Friday 4 August 2006

New Clothes

I am sure some of you will be interested/enraged/in agreement with the aspects of a discussion going on on a blog in the US (see here). While the discussion has got sidetracked about whether or not you are allowed to wear jeans to church, the original commentator is asking the question about whether the idea of "relaxed fit" has actually gone beyond the relatively minor isssue (to me) of how dressed up you should get to go to church.
Have churches (or some of them) developed an understanding that God fits us, rather than we fit God. It is an intriguing question. This is I think a much deeper question than wearing jeans to church.
Personally I think God begins where we are and will challenge absolutely everything that we will put in God's place in our lives.
Certainly those of us who only want God to address those areas of our life that we find convenient will be confronted by that closedness to God's all-embracing vision for each one of us.
But equally well those of us who are "dressed appropriately" will be challenged about the narrowness of what we define as 'orthodoxy'.
It is easy to see this when we focus on clothes, because we seee the absurdity of what ever lines we draw.
There is little doubt, for example, that my clothes would be deemed acceptable. I tend not to wear jeans, and dress pretty conservatively. But the trousers that I am wearing now cost $29 from an outlet shop at Harbour Town . Anyone who has bought designer jeans will know that you can't by $29 designer jeans!!
So how do you decide what is acceptable dress. Clearly (in some commentators' minds at least) it is style...not quality (as evidenced by cost) that is the deciding factor. And who are the arbiters of style...and why?
It is not too hard to realise that many of the statements about "watering down"...I am not here talking about clothing but more important issues like what and how people are to believe....might also be more questions of style and opinion than genuine orthodoxy.
The dilemma? This is of course is also a pretty doctrinaire sort of stance.
Personally carlinville church seems more to my liking than slice of laodicea

8 comments:

Coryell said...

Well we wouldn't want to encourage the unchurched average American to come, just the Ned Flanders, dressed in khakis. After all church is a holy place, not for sinners.


(tongue in cheek)

Stephan Clark said...

Well that's right Coryell. My impression is that if anyone wearing jeans entered our congregation we would cheer because they would likely bring down the age profile.
Seriously, I have been humbled and gratified to see in actual cases in the last decade that congregations I have pastored have been welcoming to anyone. Piercings, tattoos, race, mental state.....most genuine Christians seem to understand what Jesus meant when he said "it's what's on the inside that counts"!

Anonymous said...

Church Discipline is a subject which fills me, a relative church newbie, with some trepidation.

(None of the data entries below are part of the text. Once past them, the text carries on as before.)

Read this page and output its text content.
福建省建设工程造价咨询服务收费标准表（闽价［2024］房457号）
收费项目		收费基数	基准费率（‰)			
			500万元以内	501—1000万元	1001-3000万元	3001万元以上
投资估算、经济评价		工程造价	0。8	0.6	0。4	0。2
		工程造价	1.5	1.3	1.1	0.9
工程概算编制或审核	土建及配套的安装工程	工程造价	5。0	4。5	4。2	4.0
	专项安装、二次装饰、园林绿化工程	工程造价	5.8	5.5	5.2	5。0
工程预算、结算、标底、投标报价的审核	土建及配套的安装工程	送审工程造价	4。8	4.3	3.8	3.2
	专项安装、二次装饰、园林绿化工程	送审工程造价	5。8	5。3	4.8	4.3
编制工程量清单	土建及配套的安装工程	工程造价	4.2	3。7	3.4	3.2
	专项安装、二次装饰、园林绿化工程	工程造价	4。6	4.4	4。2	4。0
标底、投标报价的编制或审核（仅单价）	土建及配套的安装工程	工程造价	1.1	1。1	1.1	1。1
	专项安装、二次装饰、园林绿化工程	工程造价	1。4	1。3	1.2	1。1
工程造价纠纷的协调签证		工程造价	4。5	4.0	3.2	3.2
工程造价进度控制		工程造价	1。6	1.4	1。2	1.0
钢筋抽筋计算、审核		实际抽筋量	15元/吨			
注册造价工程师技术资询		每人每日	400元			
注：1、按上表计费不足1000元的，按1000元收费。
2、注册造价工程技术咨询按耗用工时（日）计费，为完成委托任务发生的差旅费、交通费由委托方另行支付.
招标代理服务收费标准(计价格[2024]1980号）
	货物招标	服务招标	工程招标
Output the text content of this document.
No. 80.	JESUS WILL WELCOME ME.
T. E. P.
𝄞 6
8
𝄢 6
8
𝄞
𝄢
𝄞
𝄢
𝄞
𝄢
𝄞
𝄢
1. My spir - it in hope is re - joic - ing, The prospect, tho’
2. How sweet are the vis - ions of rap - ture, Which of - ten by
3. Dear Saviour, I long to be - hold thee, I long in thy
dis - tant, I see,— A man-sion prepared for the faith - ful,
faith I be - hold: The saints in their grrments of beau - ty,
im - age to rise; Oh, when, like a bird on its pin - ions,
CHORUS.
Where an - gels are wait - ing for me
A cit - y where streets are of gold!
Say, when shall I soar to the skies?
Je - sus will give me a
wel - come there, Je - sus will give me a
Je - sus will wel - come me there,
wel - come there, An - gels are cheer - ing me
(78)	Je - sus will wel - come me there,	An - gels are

It's a topic around which some bad stories about the church have developed; for example, being asked to leave a congregation because someone wore jeans, or because a woman wore slacks instead of a skirt, or because someone was seen in a pub, or someone being publically admonished in church for some transgression (the saddest that I heard of was a pregnant teenager who was brought to the front of the church one Sunday morning and admonished for having brought shame upon her family and the congregation because of her immorality).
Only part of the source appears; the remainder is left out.